5. smokeyes: 0.98138
- Mothers who smoke (compared to those who do not) have a 0.98138
higher log-odds of low birthweight.
- OR ≈ exp(0.98138) ≈ 2.67, so smoking is associated with about 2.7
times higher odds of low birthweight (p = 0.053, marginal
significance).
6. ptl2 (previous premature labor; reference: “0” =
none)
- ptl21: 1.17875
– Mothers with one previous premature labor have log-odds that are
1.17875 higher than mothers with no previous premature labor.
– OR ≈ exp(1.17875) ≈ 3.25, meaning these mothers have roughly 3.3
times greater odds of having a low-birthweight baby; this finding is
statistically significant (p = 0.021).
7. ht (hypertension; htyes): 1.79611
- Mothers with a history of hypertension have log-odds that are
1.79611 higher than mothers without hypertension.
- OR ≈ exp(1.79611) ≈ 6.02, suggesting that hypertension increases the
odds of low birthweight by about sixfold (p = 0.037).
8. ui (uterine irritability; uiyes): 0.82137
- Mothers with uterine irritability have 0.82137 higher log-odds of
low birthweight than those without.
- OR ≈ exp(0.82137) ≈ 2.27, indicating roughly double the odds, though
this effect is not statistically significant (p = 0.106).
9. ftv2 (first-trimester physician visits; reference: “0”
visits)
- ftv21: –0.38898
– Mothers with exactly one visit (compared to no visits) have a
0.38898 lower log-odds of low birthweight.
– OR ≈ exp(–0.38898) ≈ 0.678, implying about a 32% reduction in the
odds, but this effect is not statistically significant (p =
0.456).
- ftv22+: –0.46244
– Mothers with two or more visits (compared to no visits) have a
0.46244 lower log-odds of low birthweight.
– OR ≈ exp(–0.46244) ≈ 0.630, corresponding to about a 37% reduction
in the odds. This effect is also not statistically significant (p =
0.395).
Maternal weight (lwt) shows a protective effect: higher weight is associated with lower odds of low birthweight.
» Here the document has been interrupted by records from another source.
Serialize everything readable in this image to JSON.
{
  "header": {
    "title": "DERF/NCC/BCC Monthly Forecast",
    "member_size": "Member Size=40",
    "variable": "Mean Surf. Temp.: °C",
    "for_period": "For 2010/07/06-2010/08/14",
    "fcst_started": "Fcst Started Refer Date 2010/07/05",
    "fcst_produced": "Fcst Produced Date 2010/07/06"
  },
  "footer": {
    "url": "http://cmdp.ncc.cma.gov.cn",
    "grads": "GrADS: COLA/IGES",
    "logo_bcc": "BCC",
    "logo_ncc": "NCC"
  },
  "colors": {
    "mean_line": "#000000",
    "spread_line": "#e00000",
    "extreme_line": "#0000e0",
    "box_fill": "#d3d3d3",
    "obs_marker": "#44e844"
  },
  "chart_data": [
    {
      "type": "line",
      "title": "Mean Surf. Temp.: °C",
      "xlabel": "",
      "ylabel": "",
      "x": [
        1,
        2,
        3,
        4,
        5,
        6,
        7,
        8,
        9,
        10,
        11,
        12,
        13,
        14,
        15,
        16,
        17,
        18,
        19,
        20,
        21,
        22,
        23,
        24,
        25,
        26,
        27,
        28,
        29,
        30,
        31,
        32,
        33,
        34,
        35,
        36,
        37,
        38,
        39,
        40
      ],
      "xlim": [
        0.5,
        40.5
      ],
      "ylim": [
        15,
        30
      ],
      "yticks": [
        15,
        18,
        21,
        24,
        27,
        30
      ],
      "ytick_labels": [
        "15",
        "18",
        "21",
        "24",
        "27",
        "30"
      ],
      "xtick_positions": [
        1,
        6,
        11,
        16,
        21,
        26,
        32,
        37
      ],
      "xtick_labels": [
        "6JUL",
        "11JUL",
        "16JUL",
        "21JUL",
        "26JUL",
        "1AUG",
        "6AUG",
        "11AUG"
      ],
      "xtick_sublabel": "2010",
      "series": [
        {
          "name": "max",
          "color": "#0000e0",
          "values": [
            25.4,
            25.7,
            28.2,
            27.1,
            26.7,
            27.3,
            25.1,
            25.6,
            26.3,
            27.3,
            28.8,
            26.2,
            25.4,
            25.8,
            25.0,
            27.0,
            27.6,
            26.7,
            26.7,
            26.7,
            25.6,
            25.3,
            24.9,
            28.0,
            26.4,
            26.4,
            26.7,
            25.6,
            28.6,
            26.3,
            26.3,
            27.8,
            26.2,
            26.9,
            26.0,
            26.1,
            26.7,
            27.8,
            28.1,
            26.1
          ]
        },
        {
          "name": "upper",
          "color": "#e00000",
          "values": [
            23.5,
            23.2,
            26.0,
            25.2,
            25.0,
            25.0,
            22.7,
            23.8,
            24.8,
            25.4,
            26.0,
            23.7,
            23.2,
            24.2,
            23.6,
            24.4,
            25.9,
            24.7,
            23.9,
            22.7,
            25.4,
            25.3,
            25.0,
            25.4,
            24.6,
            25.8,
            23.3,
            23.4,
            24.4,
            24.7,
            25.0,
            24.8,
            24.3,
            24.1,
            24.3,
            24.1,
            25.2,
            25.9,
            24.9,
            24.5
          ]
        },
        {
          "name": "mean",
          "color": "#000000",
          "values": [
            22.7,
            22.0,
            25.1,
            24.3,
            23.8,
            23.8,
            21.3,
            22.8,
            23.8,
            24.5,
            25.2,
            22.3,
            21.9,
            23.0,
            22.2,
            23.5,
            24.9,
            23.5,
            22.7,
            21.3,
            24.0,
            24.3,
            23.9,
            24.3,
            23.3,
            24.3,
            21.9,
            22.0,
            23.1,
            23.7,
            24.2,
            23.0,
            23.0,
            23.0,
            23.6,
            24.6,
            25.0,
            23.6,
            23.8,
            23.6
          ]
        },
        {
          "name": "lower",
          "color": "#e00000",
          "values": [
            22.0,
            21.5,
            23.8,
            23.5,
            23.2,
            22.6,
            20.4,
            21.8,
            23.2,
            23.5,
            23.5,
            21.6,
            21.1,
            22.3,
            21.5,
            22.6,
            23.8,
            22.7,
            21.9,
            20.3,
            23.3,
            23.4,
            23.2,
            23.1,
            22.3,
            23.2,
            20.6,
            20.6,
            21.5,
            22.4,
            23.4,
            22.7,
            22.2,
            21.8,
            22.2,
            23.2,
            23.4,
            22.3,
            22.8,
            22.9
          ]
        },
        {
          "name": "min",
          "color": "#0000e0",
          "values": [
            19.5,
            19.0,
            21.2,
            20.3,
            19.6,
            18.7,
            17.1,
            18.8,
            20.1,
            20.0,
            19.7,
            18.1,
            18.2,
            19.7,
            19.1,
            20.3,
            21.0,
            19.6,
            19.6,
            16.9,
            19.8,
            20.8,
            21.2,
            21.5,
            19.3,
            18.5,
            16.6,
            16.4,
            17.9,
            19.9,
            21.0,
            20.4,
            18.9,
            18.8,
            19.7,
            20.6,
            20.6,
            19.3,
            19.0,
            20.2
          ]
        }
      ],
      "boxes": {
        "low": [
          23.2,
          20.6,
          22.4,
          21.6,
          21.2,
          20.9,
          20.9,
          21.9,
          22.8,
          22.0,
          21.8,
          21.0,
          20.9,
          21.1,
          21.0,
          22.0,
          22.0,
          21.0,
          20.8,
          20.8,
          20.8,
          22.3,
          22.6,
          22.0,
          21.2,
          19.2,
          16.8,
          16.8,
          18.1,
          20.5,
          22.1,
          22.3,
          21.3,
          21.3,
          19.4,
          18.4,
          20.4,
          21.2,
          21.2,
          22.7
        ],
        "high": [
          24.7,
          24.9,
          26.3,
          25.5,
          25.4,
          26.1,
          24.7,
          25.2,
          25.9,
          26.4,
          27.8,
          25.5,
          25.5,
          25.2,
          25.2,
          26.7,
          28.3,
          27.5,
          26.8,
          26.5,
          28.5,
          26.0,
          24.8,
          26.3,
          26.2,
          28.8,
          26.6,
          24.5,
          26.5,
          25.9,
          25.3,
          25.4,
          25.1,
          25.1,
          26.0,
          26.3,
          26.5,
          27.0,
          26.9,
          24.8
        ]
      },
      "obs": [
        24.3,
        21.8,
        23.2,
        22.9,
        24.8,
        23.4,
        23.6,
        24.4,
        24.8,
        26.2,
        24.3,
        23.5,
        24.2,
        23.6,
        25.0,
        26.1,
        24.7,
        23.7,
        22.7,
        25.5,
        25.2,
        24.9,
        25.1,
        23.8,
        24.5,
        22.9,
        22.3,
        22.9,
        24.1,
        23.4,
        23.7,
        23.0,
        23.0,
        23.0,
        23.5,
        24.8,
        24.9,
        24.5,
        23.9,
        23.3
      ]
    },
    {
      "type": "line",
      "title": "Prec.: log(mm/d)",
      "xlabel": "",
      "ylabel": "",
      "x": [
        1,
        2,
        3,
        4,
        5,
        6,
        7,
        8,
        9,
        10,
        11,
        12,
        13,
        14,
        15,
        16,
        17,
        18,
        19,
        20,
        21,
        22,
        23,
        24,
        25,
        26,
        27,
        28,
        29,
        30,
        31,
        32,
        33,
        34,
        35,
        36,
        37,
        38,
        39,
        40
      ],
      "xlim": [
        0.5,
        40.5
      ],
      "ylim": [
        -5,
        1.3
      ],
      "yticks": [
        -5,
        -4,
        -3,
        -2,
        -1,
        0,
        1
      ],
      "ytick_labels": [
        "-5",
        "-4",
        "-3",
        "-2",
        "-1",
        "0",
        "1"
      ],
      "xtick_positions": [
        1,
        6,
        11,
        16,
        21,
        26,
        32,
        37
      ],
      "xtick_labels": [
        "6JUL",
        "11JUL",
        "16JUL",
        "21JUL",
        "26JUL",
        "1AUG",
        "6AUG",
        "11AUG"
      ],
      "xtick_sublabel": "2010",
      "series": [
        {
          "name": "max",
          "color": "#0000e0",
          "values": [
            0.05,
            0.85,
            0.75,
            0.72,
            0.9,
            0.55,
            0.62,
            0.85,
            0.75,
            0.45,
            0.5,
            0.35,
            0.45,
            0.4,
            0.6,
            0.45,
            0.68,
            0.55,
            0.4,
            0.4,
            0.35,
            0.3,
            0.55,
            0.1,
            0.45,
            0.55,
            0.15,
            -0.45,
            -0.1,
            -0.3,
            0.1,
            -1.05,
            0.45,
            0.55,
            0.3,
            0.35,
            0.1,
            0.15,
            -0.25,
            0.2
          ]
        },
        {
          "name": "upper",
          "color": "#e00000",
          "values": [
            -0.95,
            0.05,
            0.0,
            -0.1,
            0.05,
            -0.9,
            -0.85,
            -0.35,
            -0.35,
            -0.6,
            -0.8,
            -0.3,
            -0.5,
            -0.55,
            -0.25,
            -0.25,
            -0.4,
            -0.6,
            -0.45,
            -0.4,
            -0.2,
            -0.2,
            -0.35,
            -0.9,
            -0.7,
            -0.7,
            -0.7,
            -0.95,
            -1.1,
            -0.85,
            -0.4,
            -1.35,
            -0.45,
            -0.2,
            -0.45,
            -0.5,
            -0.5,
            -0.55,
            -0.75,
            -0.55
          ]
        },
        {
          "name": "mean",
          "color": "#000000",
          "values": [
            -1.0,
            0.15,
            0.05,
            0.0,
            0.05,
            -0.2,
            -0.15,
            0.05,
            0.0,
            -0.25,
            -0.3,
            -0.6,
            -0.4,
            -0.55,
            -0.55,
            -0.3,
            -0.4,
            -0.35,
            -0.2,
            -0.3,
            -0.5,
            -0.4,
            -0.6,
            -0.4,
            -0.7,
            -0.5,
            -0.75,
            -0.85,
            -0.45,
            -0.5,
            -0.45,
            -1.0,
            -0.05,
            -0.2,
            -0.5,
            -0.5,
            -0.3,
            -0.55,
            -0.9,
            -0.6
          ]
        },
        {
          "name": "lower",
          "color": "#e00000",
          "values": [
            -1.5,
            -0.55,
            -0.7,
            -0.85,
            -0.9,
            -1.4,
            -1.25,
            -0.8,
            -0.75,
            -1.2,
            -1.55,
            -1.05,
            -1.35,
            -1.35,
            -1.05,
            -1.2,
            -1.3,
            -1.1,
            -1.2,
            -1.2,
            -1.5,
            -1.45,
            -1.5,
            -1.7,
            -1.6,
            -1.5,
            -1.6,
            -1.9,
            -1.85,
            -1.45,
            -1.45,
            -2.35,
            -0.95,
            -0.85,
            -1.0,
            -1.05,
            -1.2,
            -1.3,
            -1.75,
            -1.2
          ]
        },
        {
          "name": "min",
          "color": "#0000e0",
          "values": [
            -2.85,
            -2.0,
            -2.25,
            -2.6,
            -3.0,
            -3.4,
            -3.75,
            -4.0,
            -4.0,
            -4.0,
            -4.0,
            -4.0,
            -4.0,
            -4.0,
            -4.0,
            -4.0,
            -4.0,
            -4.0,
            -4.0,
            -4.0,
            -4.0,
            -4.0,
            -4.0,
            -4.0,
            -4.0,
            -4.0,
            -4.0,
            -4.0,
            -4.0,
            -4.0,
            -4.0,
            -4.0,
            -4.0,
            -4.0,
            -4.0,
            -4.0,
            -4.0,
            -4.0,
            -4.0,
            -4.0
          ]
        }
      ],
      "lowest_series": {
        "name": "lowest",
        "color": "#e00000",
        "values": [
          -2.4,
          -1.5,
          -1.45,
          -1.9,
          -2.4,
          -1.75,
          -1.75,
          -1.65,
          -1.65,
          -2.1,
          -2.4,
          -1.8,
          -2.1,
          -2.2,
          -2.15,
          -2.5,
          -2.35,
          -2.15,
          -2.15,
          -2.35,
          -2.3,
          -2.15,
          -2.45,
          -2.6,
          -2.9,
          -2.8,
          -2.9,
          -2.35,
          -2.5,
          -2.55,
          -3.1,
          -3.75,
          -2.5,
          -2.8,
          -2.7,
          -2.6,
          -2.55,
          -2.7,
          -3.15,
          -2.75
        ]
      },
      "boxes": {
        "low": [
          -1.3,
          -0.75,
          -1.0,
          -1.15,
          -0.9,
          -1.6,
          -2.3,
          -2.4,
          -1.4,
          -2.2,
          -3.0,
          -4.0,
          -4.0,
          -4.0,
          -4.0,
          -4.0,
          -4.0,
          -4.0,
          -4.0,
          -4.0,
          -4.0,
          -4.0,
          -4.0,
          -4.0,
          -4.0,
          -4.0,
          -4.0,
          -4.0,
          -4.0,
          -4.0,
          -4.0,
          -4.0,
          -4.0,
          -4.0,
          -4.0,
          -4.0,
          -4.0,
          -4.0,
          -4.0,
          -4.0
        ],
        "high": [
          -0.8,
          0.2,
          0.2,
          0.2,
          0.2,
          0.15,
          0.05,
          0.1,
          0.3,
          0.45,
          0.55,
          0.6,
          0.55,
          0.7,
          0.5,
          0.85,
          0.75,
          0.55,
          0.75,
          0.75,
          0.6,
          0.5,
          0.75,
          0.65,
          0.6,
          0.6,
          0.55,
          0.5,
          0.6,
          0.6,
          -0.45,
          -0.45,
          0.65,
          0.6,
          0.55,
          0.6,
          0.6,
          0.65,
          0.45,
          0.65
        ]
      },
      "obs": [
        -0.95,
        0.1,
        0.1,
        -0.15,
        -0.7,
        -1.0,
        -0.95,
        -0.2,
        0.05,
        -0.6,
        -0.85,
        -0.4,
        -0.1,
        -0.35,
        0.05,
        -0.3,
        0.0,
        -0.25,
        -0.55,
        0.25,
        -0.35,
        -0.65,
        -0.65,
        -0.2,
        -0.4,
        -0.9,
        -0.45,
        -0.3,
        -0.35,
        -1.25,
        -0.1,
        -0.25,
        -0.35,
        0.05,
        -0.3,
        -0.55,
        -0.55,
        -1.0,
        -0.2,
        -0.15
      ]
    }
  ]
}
Race: Both black and “other” race categories are associated with notably higher odds than white mothers.
Smoking tends to increase the odds of low birthweight, although significance is borderline.
Prior premature labor (ptl2): Having one previous premature labor significantly raises the odds by over threefold.
Hypertension (htyes): Has a very strong association, increasing the odds of low birthweight nearly sixfold.
Uterine irritability (uiyes) potentially doubles the odds, but this effect is not statistically robust in this model.
Prenatal visits (ftv2): The protective effects suggested by negative coefficients for 1 or 2+ visits versus no visits are not statistically significant after adjusting for other risk factors.
These interpretations help illustrate which maternal factors play a key role in predicting low birthweight and provide insight into where preventive or interventional efforts might be focused.